Florie Dumas-Kemp, avril 2016

            S’articulant autour du thème « Nourrir notre monde », le présent numéro nous propose des textes qui abordent les enjeux et solutions collectives d’un point de vue local et mauricien, sous l’angle économique, international, individuel, du point de vue des inégalités sociales de santé, etc. Puisque l’étude des enjeux auxquels sont confrontées les femmes ne saurait être cantonnée à la journée du 8 mars, pourquoi ne pas amorcer une analyse féministe de la question ? Je tenterai donc de vous démontrer en quoi il est aussi primordial de penser les enjeux liés à la sécurité et à la justice alimentaires en termes féministes.

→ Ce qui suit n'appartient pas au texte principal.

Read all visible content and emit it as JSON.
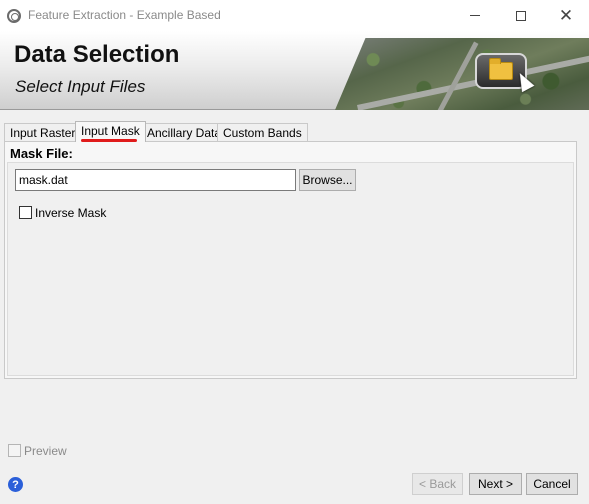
{
  "window": {
    "title": "Feature Extraction - Example Based",
    "minimize_glyph": "",
    "maximize_glyph": "",
    "close_glyph": "✕"
  },
  "banner": {
    "title": "Data Selection",
    "subtitle": "Select Input Files",
    "icon": "folder-icon"
  },
  "tabs": [
    {
      "label": "Input Raster",
      "active": false
    },
    {
      "label": "Input Mask",
      "active": true
    },
    {
      "label": "Ancillary Data",
      "active": false
    },
    {
      "label": "Custom Bands",
      "active": false
    }
  ],
  "mask": {
    "label": "Mask File:",
    "value": "mask.dat",
    "browse_label": "Browse...",
    "inverse_label": "Inverse Mask",
    "inverse_checked": false
  },
  "footer": {
    "preview_label": "Preview",
    "preview_checked": false,
    "help_glyph": "?",
    "back_label": "< Back",
    "next_label": "Next >",
    "cancel_label": "Cancel"
  },
  "colors": {
    "tab_highlight": "#e01b1b",
    "help_icon": "#2b5fd9"
  }
}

            Tout d’abord, il faut nous poser la question : qui s’occupe de « nourrir le monde » ? Encore aujourd’hui, au Québec comme au Canada les femmes continuent de prendre en charge la majeure partie des tâches domestiques : travail accompli gratuitement, invisible puisque dans la sphère privée de la maison et dévalorisé socialement. Ces tâches comprennent bien sûr toutes celles qui sont liées à l’alimentation : choix des aliments (parmi ceux disponibles, accessibles économiquement), préparation des repas et des menus, etc. De plus, non seulement les femmes accomplissent-elles la majorité de ces tâches, mais elles en assument la charge mentale, c’est-à-dire le « sentiment de responsabilité par rapport à ces tâches »*.

            Deuxièmement, contrairement à ce que voudraient nous faire croire certains animateurs de radio et politicien-ne-s, la pauvreté, comme l’insécurité alimentaire qui en découle, ne sont pas issues de « mauvais » choix économiques et alimentaires individuels. Elles sont plutôt le produit de systèmes économiques et politiques créateurs d’injustices. Figure en bonne place parmi ces systèmes le néolibéralisme qui s’emploie à réduire toujours plus la taille de l’État en sous-finançant les services publics afin de les privatiser. Concrètement, ce sont les mesures d’austérité des dernières années qui ont donné lieu à des coupes sombres dans le budget des organismes communautaires de nos régions. À ce système créateur d’inégalités sociales s’ajoute le patriarcat, qui creuse les inégalités entre les genres. Ce dernier se manifeste par une féminisation accrue de la pauvreté. Cette accentuation de la pauvreté des femmes est rendue possible par un système où, en vertu de la division sexuelle du travail (c.-à-d. travail de soin, services, etc.), elles se retrouvent en majorité dans les emplois précaires, à temps partiel, au salaire minimum et sous-valorisés.

            Il est donc juste de dire que la pauvreté et l’insécurité alimentaire des femmes et des membres d’autres populations marginalisées sont le résultat de décisions politiques sexistes. Comme le dit le titre du récent essai d’Aurélie Lanctôt : « Les libéraux n’aiment pas les femmes »*. J’ajouterais que tant que des gouvernements (néo)libéraux, composés par et pour des hommes blancs privilégiés, se succéderont, que le montant des prestations d’aide sociale constituera une insulte à la dignité humaine et que le pouvoir d’achat du salaire minimum ira en diminuant, les belles résolutions concernant la sécurité alimentaire et la fin de la pauvreté resteront lettres mortes. Concrètement, la lutte contre l’insécurité alimentaire passe par les initiatives locales de solidarité comme les cuisines et épiceries collectives et par les mobilisations citoyennes seules capables de faire plier le pouvoir en place.

Sources:

Conseil du statut de la femme, « La charge mentale » dans Pour un partage équitable du congé parental, Gouvernement du Québec, avril 2015, p.14-15. https://www.csf.gouv.qc.ca/wp-content/uploads/avis_partage_conge_parental.pdf .

L’R des centres des femmes du Québec, La pauvreté : une décision politique. Analyse féministe des causes de la pauvreté, 2007, http://www.rcentres.qc.ca/files/2007-pauvrete-decision-politique.pdf.

Page-Reeves, Janet (ed.). 2014. Women Redefining the Experience of Food Insecurity: Life off the Edge of the Table. New York: Lexington Books. 346 p.

Secrétariat de la condition féminine, « Égalités économiques », Gouvernement du Québec,  février 2016, http://www.scf.gouv.qc.ca/index.php?id=14 .

 Lanctôt, Aurélie, Les libéraux n’aiment pas les femmes, Lux, Montréal, 2015, 128 pages.